4.上記の低酸素感知トランスジェニックラットを利用して、慢性腎障害モデルにおける尿細管低酸素の検出を試みた。モデルとして、大量のタンパク尿に特徴付けられるpuromycin腎症モデル(第1, 2週)と、糸球体高血圧に特徴付けられる5/6腎摘モデル(第1, 4週)を採用した。免疫組織染色上、前者モデルでは尿細管全体にわたるdiffuseな低酸素シグナルが、後者では拡張し、障害を受けた近位尿細管に強い低酸素シグナルがそれぞれ確認された。低酸素マーカーとしてのトランスジーン発現をreal-time PCRにて定量化したところ、前者モデルの第2週において2.2倍、後者第4週において2.6倍の発現上昇を認めた。また、これらモデルの低酸素はレクチン潅流試験の結果、皮質傍尿細管毛細血管の狭小化、脱落を伴うものであることが判明した。

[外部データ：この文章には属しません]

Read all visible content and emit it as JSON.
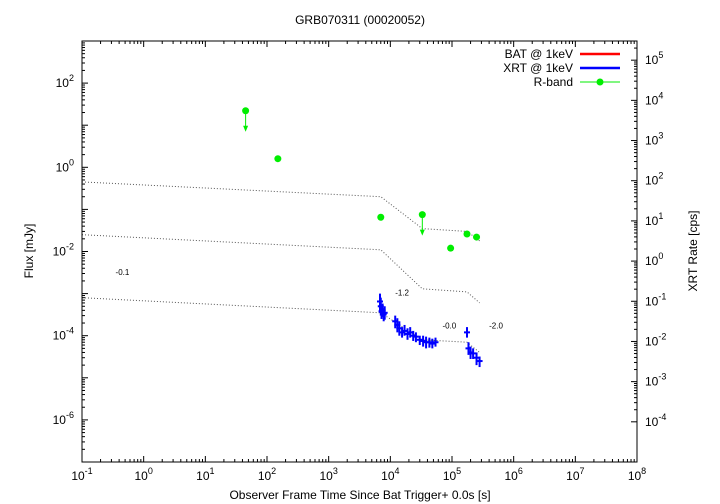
{
  "chart_data": {
    "type": "scatter",
    "title": "GRB070311 (00020052)",
    "xlabel": "Observer Frame Time Since Bat Trigger+ 0.0s [s]",
    "ylabel": "Flux [mJy]",
    "y2label": "XRT Rate [cps]",
    "xscale": "log",
    "yscale": "log",
    "xlim": [
      0.1,
      100000000
    ],
    "ylim": [
      1e-07,
      1000
    ],
    "y2lim": [
      1e-05,
      300000
    ],
    "x_ticks": [
      {
        "v": 0.1,
        "m": "10",
        "e": "-1"
      },
      {
        "v": 1,
        "m": "10",
        "e": "0"
      },
      {
        "v": 10,
        "m": "10",
        "e": "1"
      },
      {
        "v": 100,
        "m": "10",
        "e": "2"
      },
      {
        "v": 1000,
        "m": "10",
        "e": "3"
      },
      {
        "v": 10000,
        "m": "10",
        "e": "4"
      },
      {
        "v": 100000,
        "m": "10",
        "e": "5"
      },
      {
        "v": 1000000,
        "m": "10",
        "e": "6"
      },
      {
        "v": 10000000,
        "m": "10",
        "e": "7"
      },
      {
        "v": 100000000,
        "m": "10",
        "e": "8"
      }
    ],
    "y_ticks": [
      {
        "v": 100,
        "m": "10",
        "e": "2"
      },
      {
        "v": 1,
        "m": "10",
        "e": "0"
      },
      {
        "v": 0.01,
        "m": "10",
        "e": "-2"
      },
      {
        "v": 0.0001,
        "m": "10",
        "e": "-4"
      },
      {
        "v": 1e-06,
        "m": "10",
        "e": "-6"
      }
    ],
    "y2_ticks": [
      {
        "v": 100000,
        "m": "10",
        "e": "5"
      },
      {
        "v": 10000,
        "m": "10",
        "e": "4"
      },
      {
        "v": 1000,
        "m": "10",
        "e": "3"
      },
      {
        "v": 100,
        "m": "10",
        "e": "2"
      },
      {
        "v": 10,
        "m": "10",
        "e": "1"
      },
      {
        "v": 1,
        "m": "10",
        "e": "0"
      },
      {
        "v": 0.1,
        "m": "10",
        "e": "-1"
      },
      {
        "v": 0.01,
        "m": "10",
        "e": "-2"
      },
      {
        "v": 0.001,
        "m": "10",
        "e": "-3"
      },
      {
        "v": 0.0001,
        "m": "10",
        "e": "-4"
      }
    ],
    "legend": {
      "placement": "top-right",
      "entries": [
        {
          "name": "BAT @ 1keV",
          "color": "#ff0000",
          "style": "line"
        },
        {
          "name": "XRT @ 1keV",
          "color": "#0000ff",
          "style": "line"
        },
        {
          "name": "R-band",
          "color": "#00ee00",
          "style": "point"
        }
      ]
    },
    "series": [
      {
        "name": "R-band",
        "color": "#00ee00",
        "points": [
          {
            "x": 45,
            "y": 22,
            "upper_limit": true
          },
          {
            "x": 150,
            "y": 1.6,
            "upper_limit": false
          },
          {
            "x": 7000,
            "y": 0.065,
            "upper_limit": false
          },
          {
            "x": 33000,
            "y": 0.075,
            "upper_limit": true
          },
          {
            "x": 95000,
            "y": 0.012,
            "upper_limit": false
          },
          {
            "x": 175000,
            "y": 0.026,
            "upper_limit": false
          },
          {
            "x": 250000,
            "y": 0.022,
            "upper_limit": false
          }
        ]
      },
      {
        "name": "XRT @ 1keV",
        "color": "#0000ff",
        "points": [
          {
            "x": 6800,
            "y": 0.00065,
            "ylo": 0.00035,
            "yhi": 0.001
          },
          {
            "x": 7000,
            "y": 0.0005,
            "ylo": 0.0003,
            "yhi": 0.0008
          },
          {
            "x": 7200,
            "y": 0.00038,
            "ylo": 0.00025,
            "yhi": 0.00055
          },
          {
            "x": 7500,
            "y": 0.0004,
            "ylo": 0.00028,
            "yhi": 0.00058
          },
          {
            "x": 7800,
            "y": 0.00032,
            "ylo": 0.00022,
            "yhi": 0.00045
          },
          {
            "x": 8100,
            "y": 0.00035,
            "ylo": 0.00024,
            "yhi": 0.0005
          },
          {
            "x": 12000,
            "y": 0.00022,
            "ylo": 0.00015,
            "yhi": 0.0003
          },
          {
            "x": 13000,
            "y": 0.00018,
            "ylo": 0.00012,
            "yhi": 0.00026
          },
          {
            "x": 14000,
            "y": 0.00015,
            "ylo": 0.0001,
            "yhi": 0.00022
          },
          {
            "x": 15500,
            "y": 0.00012,
            "ylo": 9e-05,
            "yhi": 0.00016
          },
          {
            "x": 17000,
            "y": 0.00013,
            "ylo": 0.0001,
            "yhi": 0.00018
          },
          {
            "x": 19000,
            "y": 0.00011,
            "ylo": 8e-05,
            "yhi": 0.00015
          },
          {
            "x": 21000,
            "y": 0.00012,
            "ylo": 9e-05,
            "yhi": 0.00016
          },
          {
            "x": 23500,
            "y": 0.0001,
            "ylo": 7.5e-05,
            "yhi": 0.00013
          },
          {
            "x": 26000,
            "y": 9.5e-05,
            "ylo": 7e-05,
            "yhi": 0.00012
          },
          {
            "x": 30000,
            "y": 8e-05,
            "ylo": 6e-05,
            "yhi": 0.0001
          },
          {
            "x": 34000,
            "y": 7.5e-05,
            "ylo": 5.5e-05,
            "yhi": 0.0001
          },
          {
            "x": 38000,
            "y": 7e-05,
            "ylo": 5e-05,
            "yhi": 9.5e-05
          },
          {
            "x": 43000,
            "y": 7e-05,
            "ylo": 5.2e-05,
            "yhi": 9e-05
          },
          {
            "x": 48000,
            "y": 6.5e-05,
            "ylo": 5e-05,
            "yhi": 8.5e-05
          },
          {
            "x": 54000,
            "y": 7e-05,
            "ylo": 5.5e-05,
            "yhi": 9e-05
          },
          {
            "x": 175000,
            "y": 0.00012,
            "ylo": 9e-05,
            "yhi": 0.00016
          },
          {
            "x": 185000,
            "y": 5e-05,
            "ylo": 3.5e-05,
            "yhi": 7e-05
          },
          {
            "x": 200000,
            "y": 4e-05,
            "ylo": 2.8e-05,
            "yhi": 5.5e-05
          },
          {
            "x": 220000,
            "y": 3.8e-05,
            "ylo": 2.8e-05,
            "yhi": 5e-05
          },
          {
            "x": 250000,
            "y": 3e-05,
            "ylo": 2e-05,
            "yhi": 4e-05
          },
          {
            "x": 280000,
            "y": 2.5e-05,
            "ylo": 1.8e-05,
            "yhi": 3.2e-05
          }
        ]
      }
    ],
    "model_lines": [
      {
        "color": "#555555",
        "points": [
          [
            0.1,
            0.45
          ],
          [
            7000,
            0.2
          ],
          [
            33000,
            0.035
          ],
          [
            175000,
            0.03
          ],
          [
            280000,
            0.018
          ]
        ]
      },
      {
        "color": "#555555",
        "points": [
          [
            0.1,
            0.025
          ],
          [
            7000,
            0.011
          ],
          [
            33000,
            0.0013
          ],
          [
            175000,
            0.0011
          ],
          [
            280000,
            0.0006
          ]
        ]
      },
      {
        "color": "#555555",
        "points": [
          [
            0.1,
            0.0008
          ],
          [
            7000,
            0.00035
          ],
          [
            33000,
            8e-05
          ],
          [
            175000,
            7e-05
          ],
          [
            280000,
            4e-05
          ]
        ]
      }
    ],
    "annotations": [
      {
        "text": "-0.1",
        "x": 0.35,
        "y": 0.0028
      },
      {
        "text": "-1.2",
        "x": 12000,
        "y": 0.0009
      },
      {
        "text": "-0.0",
        "x": 70000,
        "y": 0.00015
      },
      {
        "text": "-2.0",
        "x": 400000,
        "y": 0.00015
      }
    ]
  }
}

5.慢性腎障害モデルの個々のラットに対して、低酸素のレベルと尿細管間質障害、BUNレベルとの相関関係を調べたところ、5/6腎摘モデルにおいて強い相関関係を認めることが判明した。組織の免疫二重染色、または連続切片による解析を行ったところ、本モデルではその初期のPCNA陽性増殖尿細管細胞が大部分低酸素に陥っていること、また、進行期においてTUNEL陽性アポトーシス細胞が低酸素尿細管に多く認められることが確認された。さらに、ED-1陽性マクロファージが低酸素尿細管領域に多く浸潤していることも明らかとなり。本病態モデルにおける低酸素の果たす役割がより一層明らかとなった。

　以上、本論文は組織低酸素を感知する新規トランスジェニックラットを開発し、慢性腎障害モデルにおいて尿細管間質の低酸素を実証することに成功した。尿細管低酸素は慢性進行性腎障害の進展において重要な役割を果たす可能性が提唱されており、本研究は、今後低酸素が腎疾患進行をもたらすメカニズムの更なる解明、および低酸素を標的とした新規治療戦略を開発する上で重要な役割を果たす研究と考えられ、学位の授与に値するものと考えられる。